Project Generation Pipeline

This page explains how Djass turns user input into a generated project zip.

End-to-end flow

  1. User submits the project creation form.
  2. Backend validates input via ProjectCreateForm.
  3. A Project row is created with status=queued and saved payload.
  4. Background task generate_project_artifact is enqueued.
  5. Worker runs Cookiecutter using COOKIECUTTER_TEMPLATE_PATH.
  6. Generated directory is zipped and stored as ProjectArtifact.
  7. Project status becomes ready (or failed with error details).
  8. User downloads artifact from the dashboard.

Key models

  • Project tracks generation status and input payload.
  • ProjectArtifact stores generated zip metadata and file.

Both live in apps/core/models.py.

Key implementation points

  • Generation is asynchronous by design to avoid blocking web requests.
  • Input payload is normalized against known template defaults before generation (stable key set and deterministic defaults).
  • Cookiecutter Python API is attempted first, then CLI fallback is used.
  • Every generated project includes:
  • project-metadata.json (standardized metadata envelope),
  • djass-manifest.json (retrieval-friendly manifest for agents/tools).
  • ZIP packaging is deterministic (sorted traversal + fixed archive timestamps) to reduce output drift.
  • Artifacts include SHA-256 and size for integrity and traceability.
  • Failures are persisted on Project.error_message with actionable diagnostics for user feedback.

Generated metadata + manifest specification

project-metadata.json

Stable JSON object with:

  • metadata_version
  • project_id
  • project_name
  • project_slug
  • generator_version
  • timestamps (created_at, started_at, finished_at)
  • module_flags (all generator toggles)

djass-manifest.json

Retrieval-oriented JSON object with:

  • manifest_version
  • kind (djass-cookiecutter-generation)
  • generator (name, cookiecutter_version, template)
  • project (id, name, slug)
  • metadata_file (pointer to project-metadata.json)
  • input_payload (normalized payload used for generation)
  • module_flags
  • top_level_paths (sorted file/directory names at repository root)
  • timestamps (created_at, started_at, finished_at)

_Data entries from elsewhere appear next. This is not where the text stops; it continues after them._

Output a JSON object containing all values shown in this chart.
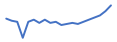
{
  "y": [
    0.1,
    0.0,
    -0.05,
    -0.8,
    -0.05,
    0.05,
    -0.1,
    0.05,
    -0.1,
    -0.05,
    -0.2,
    -0.15,
    -0.1,
    -0.15,
    -0.05,
    0.05,
    0.15,
    0.25,
    0.45,
    0.72
  ],
  "line_color": "#4472c4",
  "linewidth": 1.4,
  "background_color": "#ffffff",
  "ylim": [
    -0.95,
    0.95
  ]
}
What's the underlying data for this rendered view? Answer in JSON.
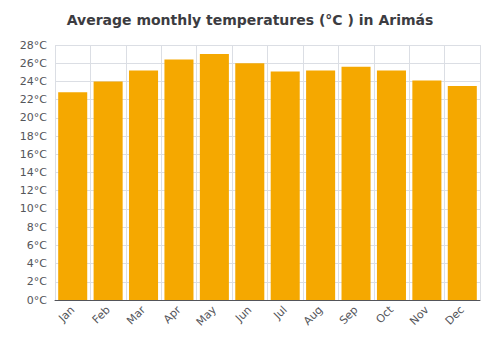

Intentional nondeterminism

The generated output is structurally deterministic for the same normalized payload, but some values remain intentionally time-varying:

  • lifecycle timestamps in metadata/manifest (started_at, finished_at),
  • project identity fields (project_id) tied to database rows.

These are preserved for auditability and troubleshooting. Determinism is enforced on payload normalization, manifest shape, module flags, and archive structure.

Configuration knobs

  • COOKIECUTTER_TEMPLATE_PATH controls which template is used.
  • MEDIA_ROOT and storage backend determine where artifacts are stored.
  • Redis + Q2 config control background execution.

Extension points

Common customizations:

  • add more form fields and include them in payload mapping,
  • add validation rules for product-specific constraints,
  • post-process generated projects before zipping,
  • run security/quality checks on generated output before marking ready.